Being a Doctor of the Church is less about having a big head than having a big heart. Christiane Rancé says it: “Mystics are geniuses in God”. And indeed, we are all called to become one! The path to perfection of Saint Thérèse is a manual on the pedagogy of prayer. We do not read it without it bearing fruit, as it is said that the word of God will not return to him without fruit (Isaiah 55, 10-11). The actress and singer Lucile Vignon testifies to the change she experienced after more than 250 performances of her adaptation of Castle of the soul, another major text of the saint. She describes the different levels which lead to perfect union with God: “At the beginning, I did not understand everything… But by dint of saying the text and taking the veil on stage, the proximity was reinforced and I I felt myself growing internally. I gained joy, peace and moderation. »

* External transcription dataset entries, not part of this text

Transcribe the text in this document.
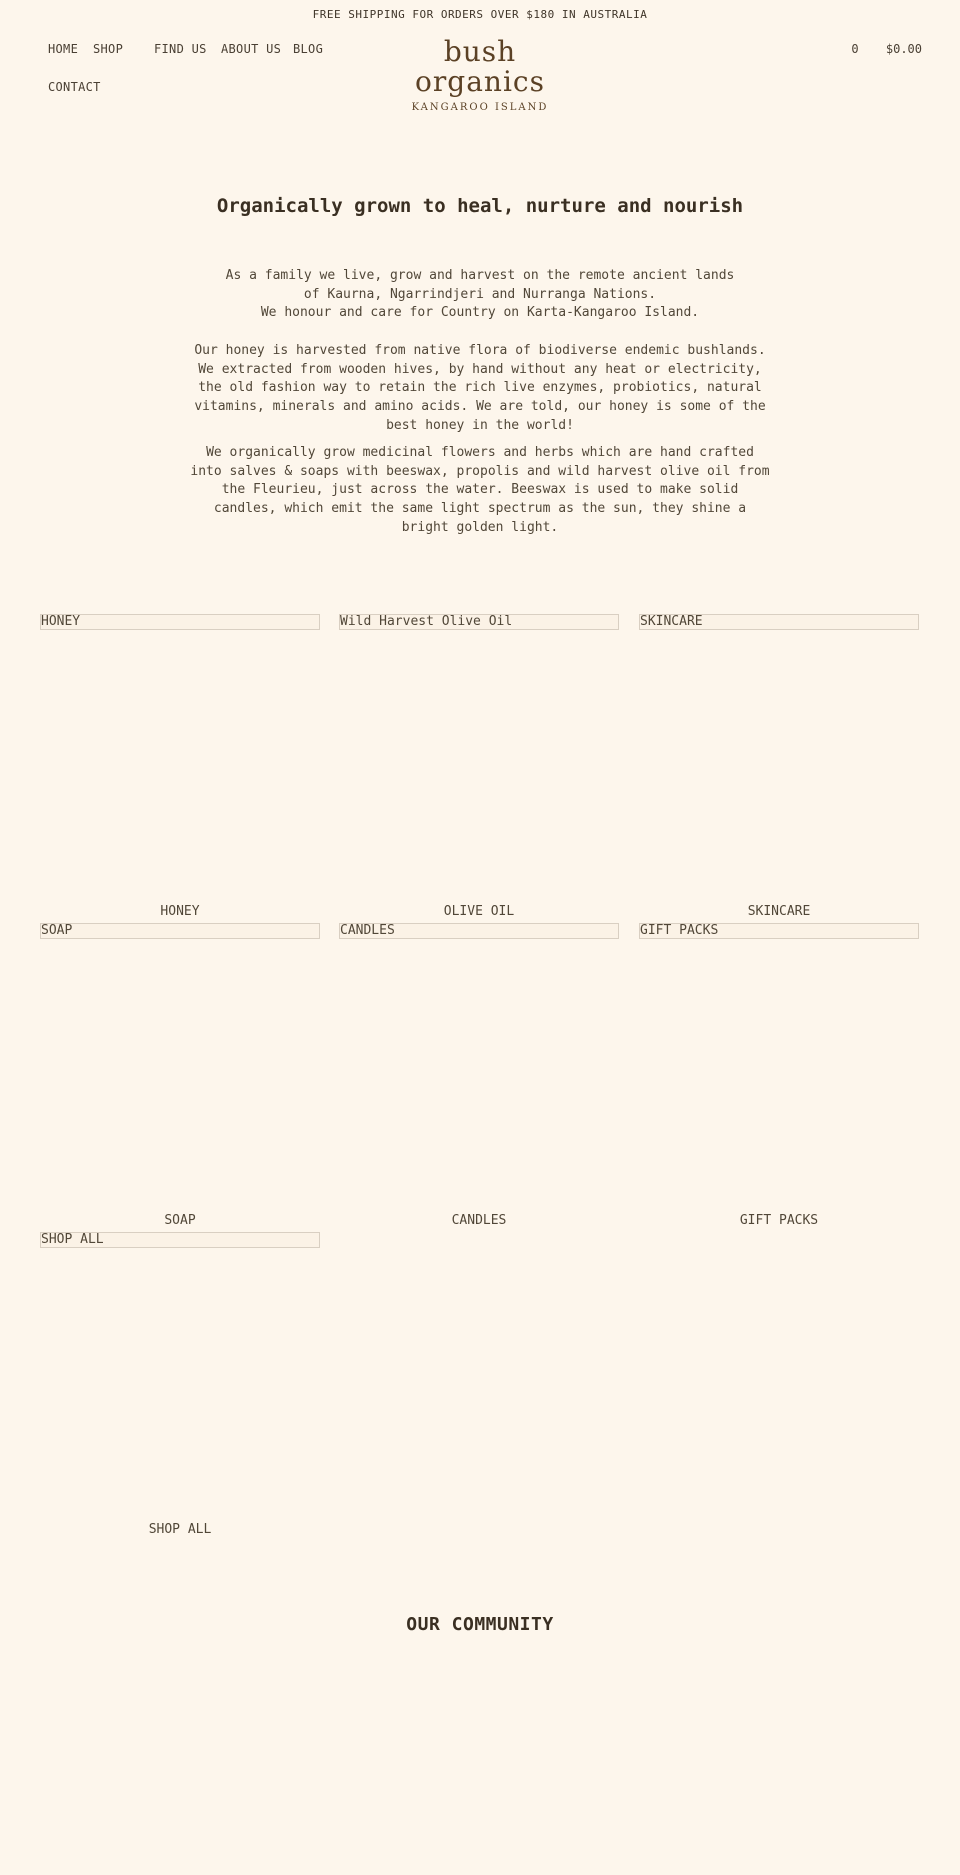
FREE SHIPPING FOR ORDERS OVER $180 IN AUSTRALIA
HOME SHOP	FIND US ABOUT US BLOG
CONTACT
bush
organics
KANGAROO ISLAND
0 $0.00
Organically grown to heal, nurture and nourish
As a family we live, grow and harvest on the remote ancient lands
of Kaurna, Ngarrindjeri and Nurranga Nations.
We honour and care for Country on Karta-Kangaroo Island.

Our honey is harvested from native flora of biodiverse endemic bushlands. We extracted from wooden hives, by hand without any heat or electricity, the old fashion way to retain the rich live enzymes, probiotics, natural vitamins, minerals and amino acids. We are told, our honey is some of the best honey in the world!

We organically grow medicinal flowers and herbs which are hand crafted into salves & soaps with beeswax, propolis and wild harvest olive oil from the Fleurieu, just across the water. Beeswax is used to make solid candles, which emit the same light spectrum as the sun, they shine a bright golden light.

HONEY
HONEY
Wild Harvest Olive Oil
OLIVE OIL
SKINCARE
SKINCARE
SOAP
SOAP
CANDLES
CANDLES
GIFT PACKS
GIFT PACKS
SHOP ALL
SHOP ALL
OUR COMMUNITY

The mystical experience, “ultimate possibility of life”

Thanks to the Holy Spirit, Thérèse triumphed over everything in record time, at a time when it was unlikely that a woman would impose herself, in a Spain fevered by the “enlightened” and spied on by the Inquisition, in point that among the 468 letters that the saint left, some are coded… Saint, she seduced non-believers like the novelist Simone de Beauvoir, the philosopher Cioran or the sulfurous writer Georges Bataille, who even recognized that the experience Mysticism is “the ultimate possibility of life”.